During chlorophyll extraction, a scientist must weaken the cell walls of a green leaf or plant, and then draw the chlorophyll out. Chlorophyll is housed inside each and every cell in green leaves, making it possible for plants to perform photosynthesis. As a liquid, chlorophyll will spill out of the leaves when treated with heat and placed in certain chemicals. This process generally destroys the leaves, so only a few leaves from any living plant should be used, in order to preserve the entire specimen.
Very green leaves typically respond better to chlorophyll extraction than pale green leaves. Spinach, kale, escarole, and any dark green leaves from trees generally work well. Pale lettuces and fuzzy lamb’s ear don’t usually work as well. The leaves should also be soft.

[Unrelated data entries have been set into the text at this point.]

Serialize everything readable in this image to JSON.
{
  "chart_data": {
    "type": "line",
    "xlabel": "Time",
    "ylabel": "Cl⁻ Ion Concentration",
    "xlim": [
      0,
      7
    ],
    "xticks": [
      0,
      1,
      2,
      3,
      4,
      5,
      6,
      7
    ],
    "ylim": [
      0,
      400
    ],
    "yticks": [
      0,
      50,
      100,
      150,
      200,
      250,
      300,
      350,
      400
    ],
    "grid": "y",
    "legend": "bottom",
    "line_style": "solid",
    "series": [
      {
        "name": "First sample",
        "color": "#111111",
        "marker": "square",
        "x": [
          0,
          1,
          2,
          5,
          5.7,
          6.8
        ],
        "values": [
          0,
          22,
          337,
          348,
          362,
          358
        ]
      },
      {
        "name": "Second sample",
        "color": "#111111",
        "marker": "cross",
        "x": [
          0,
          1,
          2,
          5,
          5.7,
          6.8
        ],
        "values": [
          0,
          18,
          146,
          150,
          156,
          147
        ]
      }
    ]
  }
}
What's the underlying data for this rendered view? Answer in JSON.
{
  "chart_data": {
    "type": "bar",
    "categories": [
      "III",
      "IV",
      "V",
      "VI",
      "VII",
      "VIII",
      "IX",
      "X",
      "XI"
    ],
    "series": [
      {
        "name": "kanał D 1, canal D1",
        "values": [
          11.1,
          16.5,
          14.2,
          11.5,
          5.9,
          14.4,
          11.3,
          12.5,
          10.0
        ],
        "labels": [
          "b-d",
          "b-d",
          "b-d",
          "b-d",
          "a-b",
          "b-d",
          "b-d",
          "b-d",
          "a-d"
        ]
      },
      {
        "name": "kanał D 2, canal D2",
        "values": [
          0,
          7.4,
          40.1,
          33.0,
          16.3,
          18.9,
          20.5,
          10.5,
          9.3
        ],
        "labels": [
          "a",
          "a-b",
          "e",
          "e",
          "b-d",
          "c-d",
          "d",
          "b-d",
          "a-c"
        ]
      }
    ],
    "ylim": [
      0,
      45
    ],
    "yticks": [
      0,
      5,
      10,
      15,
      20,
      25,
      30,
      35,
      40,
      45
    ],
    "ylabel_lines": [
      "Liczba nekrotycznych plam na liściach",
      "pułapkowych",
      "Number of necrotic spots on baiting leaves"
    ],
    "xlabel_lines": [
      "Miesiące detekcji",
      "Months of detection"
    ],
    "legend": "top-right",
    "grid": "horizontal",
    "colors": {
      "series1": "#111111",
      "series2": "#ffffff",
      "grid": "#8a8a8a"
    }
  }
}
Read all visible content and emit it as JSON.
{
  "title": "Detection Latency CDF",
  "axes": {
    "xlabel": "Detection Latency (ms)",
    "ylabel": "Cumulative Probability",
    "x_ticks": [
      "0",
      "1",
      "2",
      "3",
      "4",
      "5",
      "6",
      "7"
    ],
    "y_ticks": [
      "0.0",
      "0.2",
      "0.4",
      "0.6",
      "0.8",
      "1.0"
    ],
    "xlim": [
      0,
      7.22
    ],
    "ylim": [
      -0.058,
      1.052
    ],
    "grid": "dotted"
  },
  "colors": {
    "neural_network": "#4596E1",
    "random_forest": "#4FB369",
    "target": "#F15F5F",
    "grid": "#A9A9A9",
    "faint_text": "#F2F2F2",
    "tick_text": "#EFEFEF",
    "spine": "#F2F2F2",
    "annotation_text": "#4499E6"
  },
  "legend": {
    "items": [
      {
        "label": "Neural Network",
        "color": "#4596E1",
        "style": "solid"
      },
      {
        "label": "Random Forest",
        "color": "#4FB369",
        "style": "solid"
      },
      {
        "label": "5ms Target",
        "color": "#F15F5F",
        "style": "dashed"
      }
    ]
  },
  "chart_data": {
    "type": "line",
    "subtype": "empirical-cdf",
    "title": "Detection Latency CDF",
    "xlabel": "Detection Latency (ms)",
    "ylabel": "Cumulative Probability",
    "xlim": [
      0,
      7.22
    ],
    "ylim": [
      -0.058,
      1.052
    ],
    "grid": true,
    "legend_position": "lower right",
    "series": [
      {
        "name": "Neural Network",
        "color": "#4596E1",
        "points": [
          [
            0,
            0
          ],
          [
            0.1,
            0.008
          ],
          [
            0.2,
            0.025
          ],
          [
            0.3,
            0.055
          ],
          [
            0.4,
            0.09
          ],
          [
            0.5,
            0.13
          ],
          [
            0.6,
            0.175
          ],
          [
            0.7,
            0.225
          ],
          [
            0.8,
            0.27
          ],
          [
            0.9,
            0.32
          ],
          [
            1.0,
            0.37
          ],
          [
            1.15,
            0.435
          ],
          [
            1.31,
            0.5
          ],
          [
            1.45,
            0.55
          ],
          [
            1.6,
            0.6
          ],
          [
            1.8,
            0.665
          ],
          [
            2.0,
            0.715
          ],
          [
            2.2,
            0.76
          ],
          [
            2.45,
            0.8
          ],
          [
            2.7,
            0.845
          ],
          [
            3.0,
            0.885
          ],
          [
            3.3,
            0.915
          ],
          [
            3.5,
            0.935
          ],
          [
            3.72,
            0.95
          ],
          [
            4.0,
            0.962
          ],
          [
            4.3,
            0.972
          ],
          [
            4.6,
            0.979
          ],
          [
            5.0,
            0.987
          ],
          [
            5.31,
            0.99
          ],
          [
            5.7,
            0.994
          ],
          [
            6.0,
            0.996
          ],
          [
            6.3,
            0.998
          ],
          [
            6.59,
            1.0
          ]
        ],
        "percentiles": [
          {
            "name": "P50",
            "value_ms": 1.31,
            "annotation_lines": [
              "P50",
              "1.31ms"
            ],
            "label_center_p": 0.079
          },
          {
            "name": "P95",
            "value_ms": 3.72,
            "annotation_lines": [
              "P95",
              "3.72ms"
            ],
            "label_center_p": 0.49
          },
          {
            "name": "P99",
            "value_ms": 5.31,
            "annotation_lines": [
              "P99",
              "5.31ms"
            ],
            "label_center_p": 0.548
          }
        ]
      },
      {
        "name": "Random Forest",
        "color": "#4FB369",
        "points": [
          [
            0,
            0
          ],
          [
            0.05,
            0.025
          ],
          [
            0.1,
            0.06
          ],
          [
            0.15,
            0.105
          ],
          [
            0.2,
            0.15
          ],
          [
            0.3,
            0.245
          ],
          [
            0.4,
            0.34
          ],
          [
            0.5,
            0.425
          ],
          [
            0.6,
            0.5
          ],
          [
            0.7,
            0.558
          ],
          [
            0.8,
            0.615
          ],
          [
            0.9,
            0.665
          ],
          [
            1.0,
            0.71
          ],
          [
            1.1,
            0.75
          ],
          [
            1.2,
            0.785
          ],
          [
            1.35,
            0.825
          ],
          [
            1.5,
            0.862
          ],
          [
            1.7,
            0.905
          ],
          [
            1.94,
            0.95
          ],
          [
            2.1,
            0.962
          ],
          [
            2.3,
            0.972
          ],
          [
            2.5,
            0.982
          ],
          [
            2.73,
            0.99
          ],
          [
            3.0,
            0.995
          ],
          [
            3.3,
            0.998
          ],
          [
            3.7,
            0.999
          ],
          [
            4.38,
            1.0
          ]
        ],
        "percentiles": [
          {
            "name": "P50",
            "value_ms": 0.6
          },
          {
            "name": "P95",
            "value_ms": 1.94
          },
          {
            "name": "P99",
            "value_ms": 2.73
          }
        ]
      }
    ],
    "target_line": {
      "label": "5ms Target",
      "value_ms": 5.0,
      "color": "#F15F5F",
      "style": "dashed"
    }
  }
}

Hard evergreen leaves, like holly leaves or pine needles, don’t usually break down enough to release their chlorophyll. Evergreens have developed many mechanisms for holding onto their resources and don’t generally give them up easily.
When performing chlorophyll extraction, the leaves must be heated and wilted. This may be done in one of two ways. The scientist may steam the leaves by placing them in a sieve over boiling water, or simply immerse them in the water. Steaming wilts and breaks down the leaves without turning them to mush. Some argue that this allows observers to see the extraction more clearly. Those using either cooking method should remove the leaves from heat when they’re very wilted, soft, and pliable.
The next step in chlorophyll extraction involves suspending the leaves in some kind of glass container. Empty baby food jars work well, as do clear glass drinking glasses. The container used for this experiment should not generally be used for food after the extraction is complete.
The scientist then usually bundles the stems of the wilted leaves together and gently knots them with cotton cord. When tied to the center of a pencil, the cord should allow the leaves to dangle in the glass container without touching bottom or the sides. Though this step isn’t necessary, it allows the scientist to remove the leaves from the container to show any color changes that take place after the chlorophyll has been removed.
Rubbing alcohol is the typical liquid of choice during chlorophyll extraction. It draws the chlorophyll out of the leaves and into the liquid. The scientist should simply fill the container to the brim with rubbing alcohol and let the assembly rest for about 20 minutes. The liquid should turn green. When the scientist lifts the leaves out of the liquid, they should be brown because there is no more chlorophyll in them.